NEW YORK (AP) — U.S. stocks careened through another dizzying day Tuesday after indexes shot to big early-morning gains only to give them all up and then yo-yo between gains and losses. The S&P 500 was up modestly by late-afternoon trading.
It's the latest in a series of sharp turns in direction for the market, which has lurched up and mostly down since late September as investors recalibrate how worried they are about the global trade war, rising interest rates and a slowing economy.
The S&P 500 initially jumped more than 1 percent on optimism about U.S.-China trade talks. But falling bank stocks helped weigh on indexes in the afternoon, and President Donald Trump threatened to shut down the government if Congress doesn't provide money to build a wall at the Mexican border. By mid-afternoon indexes were higher again.
KEEPING SCORE: The S&P 500 index was up 17 points, or 0.7 percent, at 2,655, as of 3:17 p.m. Eastern time. It had been up as much as 1.4 percent in the morning and down as much as 0.6 percent in the afternoon.
Gains for companies that make everyday items for consumers balanced out losses for banks and industrial companies.
The Dow Jones Industrial Average rose 127 points, or 0.5 percent, to 24,546, and the Nasdaq composite rose 50, or 0.7 percent, to 7,071.
U.S.-CHINA RELATIONS: U.S. Treasury Secretary Steven Mnuchin and Chinese Vice Premier Liu He have spoken by phone about "the promotion of the next economic and trade consultations," a statement by China's Commerce Ministry said Tuesday.

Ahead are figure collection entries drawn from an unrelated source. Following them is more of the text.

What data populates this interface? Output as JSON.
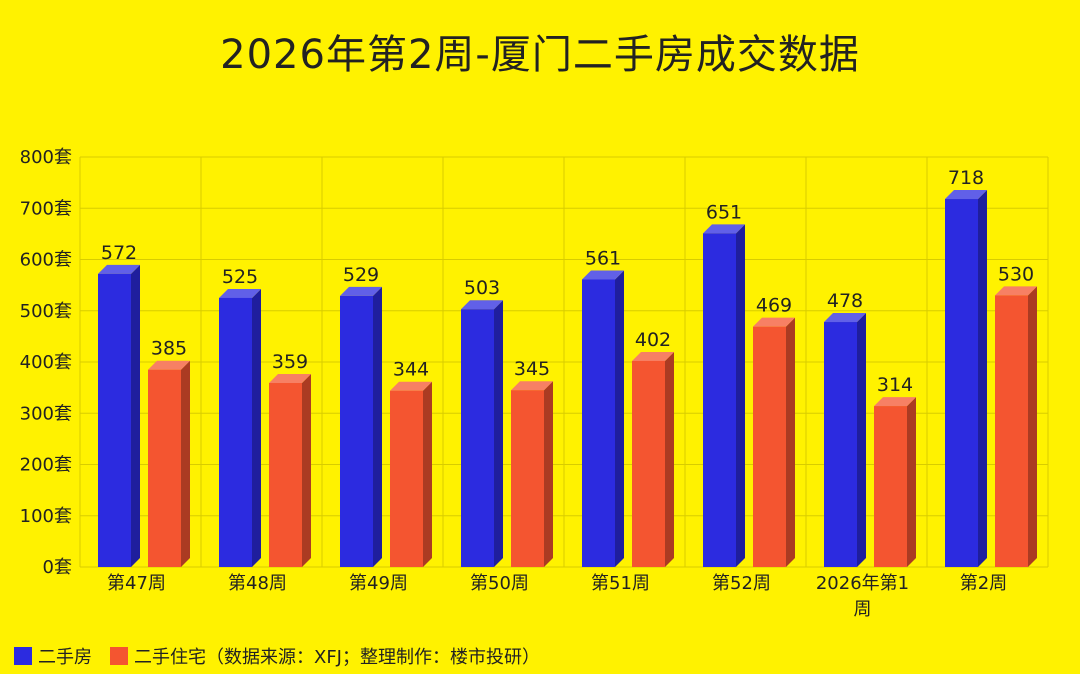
{
  "chart_data": {
    "type": "bar",
    "title": "2026年第2周-厦门二手房成交数据",
    "categories": [
      [
        "第47周"
      ],
      [
        "第48周"
      ],
      [
        "第49周"
      ],
      [
        "第50周"
      ],
      [
        "第51周"
      ],
      [
        "第52周"
      ],
      [
        "2026年第1",
        "周"
      ],
      [
        "第2周"
      ]
    ],
    "series": [
      {
        "name": "二手房",
        "values": [
          572,
          525,
          529,
          503,
          561,
          651,
          478,
          718
        ],
        "color": "#2C2BE0"
      },
      {
        "name": "二手住宅（数据来源：XFJ；整理制作：楼市投研）",
        "values": [
          385,
          359,
          344,
          345,
          402,
          469,
          314,
          530
        ],
        "color": "#F45530"
      }
    ],
    "y_ticks": [
      "0套",
      "100套",
      "200套",
      "300套",
      "400套",
      "500套",
      "600套",
      "700套",
      "800套"
    ],
    "ylim": [
      0,
      800
    ],
    "grid": true,
    "legend_position": "bottom-left",
    "background": "#FFF200"
  }
}
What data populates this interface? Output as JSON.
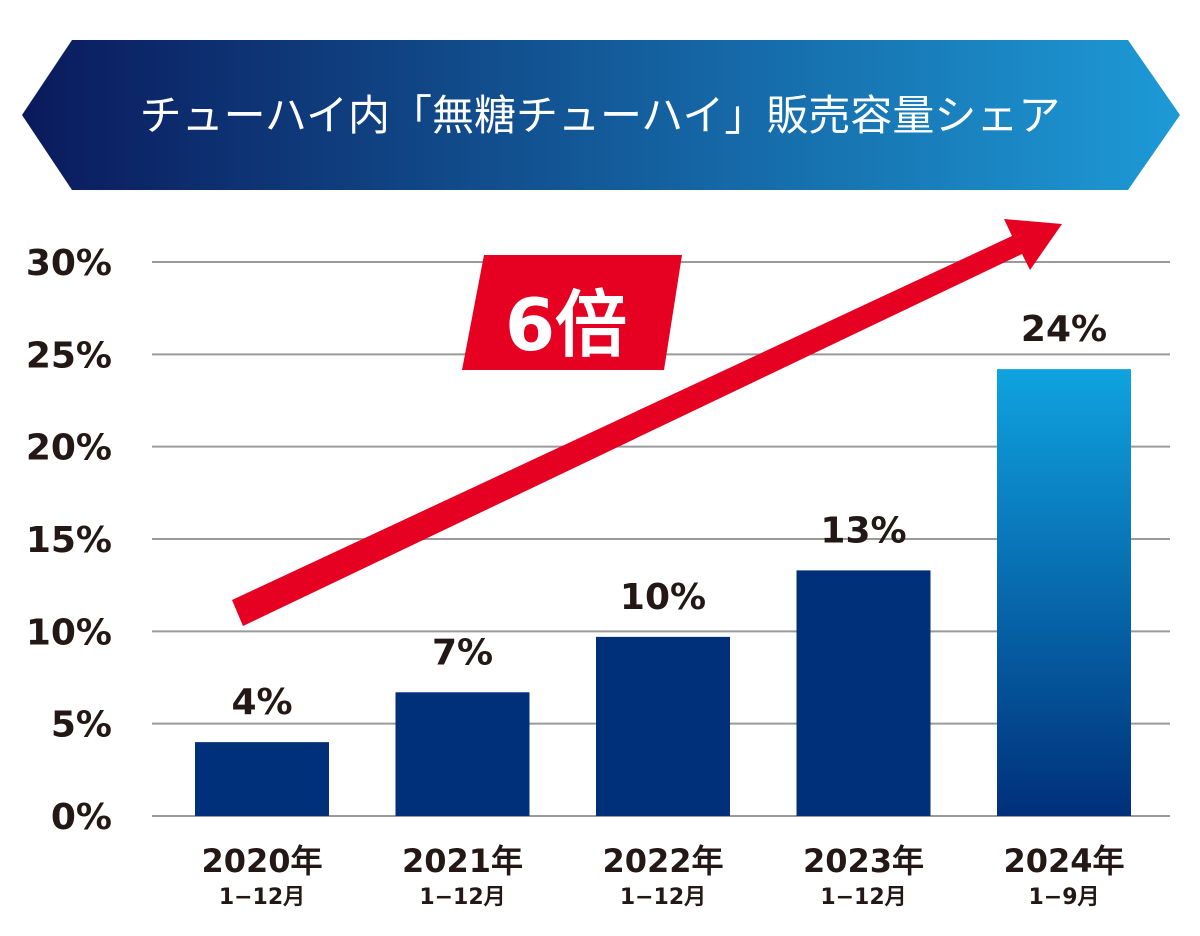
{
  "chart_data": {
    "type": "bar",
    "title": "チューハイ内「無糖チューハイ」販売容量シェア",
    "categories": [
      "2020年",
      "2021年",
      "2022年",
      "2023年",
      "2024年"
    ],
    "category_sublabels": [
      "1−12月",
      "1−12月",
      "1−12月",
      "1−12月",
      "1−9月"
    ],
    "values": [
      4.0,
      6.7,
      9.7,
      13.3,
      24.2
    ],
    "data_labels": [
      "4%",
      "7%",
      "10%",
      "13%",
      "24%"
    ],
    "ylim": [
      0,
      30
    ],
    "yticks": [
      "0%",
      "5%",
      "10%",
      "15%",
      "20%",
      "25%",
      "30%"
    ],
    "grid": true,
    "annotation": "6倍",
    "colors": {
      "bar": "#00307a",
      "highlight_bar_top": "#0fa3e0",
      "highlight_bar_bottom": "#00307a",
      "arrow": "#e60022",
      "banner_left": "#0a1a5c",
      "banner_right": "#1d9ad6",
      "grid": "#9a9a9a"
    }
  }
}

That raised hopes in the morning that the two countries can make progress on their trade dispute. Investors worry weaker global trade would dent economic growth around the world and corporate profits. The tensions have waxed and waned repeatedly this year, which has helped make the stock market particularly volatile recently.
Another flashpoint for the two countries is the detention of Meng Wanzhou, the chief financial officer of Chinese telecommunications giant Huawei, in Canada. Meng is wanted in the U.S. for allegedly misleading banks about the company's business dealings in Iran. China has protested her arrest.
WHICH WAY?: Many forces are pushing and pulling the market in different directions, from the trade war to worries about how much higher the Federal Reserve will raise interest rates. On Tuesday, media reports said that China agreed to reduce tariffs on U.S. autos.
But President Trump's televised and repeated threats to shut down the government helped to pull stocks lower in the afternoon, analysts said.
In recent weeks, the driving force behind the market's moves has been changes in investors' optimism and pessimism, more so than changes in market fundamentals, such as corporate earnings, said Jon Adams, senior investment strategist at BMO Global Asset Management. That can lead to more volatility, not only week to week but also within each day.
"Traditionally, this wouldn't be enough to move the market this much," Adams said Tuesday morning about progress in talks between the United States and China, when the S&P 500 was still up more than 1 percent for the day. "But sentiment has been moving markets lately."
MARKETS OVERSEAS: In Europe, Germany's DAX was up 1.5 percent, and France's CAC 40 was up 1.3 percent. Britain's FTSE 100 was up 1.3 percent.
In Asia, Japan's Nikkei 225 lost 0.3 percent, South Korea's Kospi fell less than 0.1 percent to 2,052.97 and Hong Kong's Hang Seng edged up 0.1 percent.
YIELDS: The yield on the 10-year Treasury rose to 2.87 percent from 2.85 percent late Monday, while the two-year yield rose to 2.77 percent from 2.73 percent.
The gap between those two yields has been shrinking this year, which has worried some investors. When the 10-year yield falls below the two-year yield, investors call it an "inverted yield curve" and see it as a precursor to a recession.
COMMODITIES: Benchmark U.S. crude oil rose 65 cents to settle at $51.65 per barrel. Brent crude, the international standard, gained 0.4 percent to $60.20.
Natural gas fell 14 cents to $4.41 per 1,000 cubic feet, heating oil was close to flat at $1.85 per gallon and wholesale gasoline rose 2 cents to $1.44 per gallon.
Gold slipped $2.20 to $1,247.20 per ounce, silver rose 2 cents to $14.63 per ounce and copper rose 5 cents to $2.77 per pound.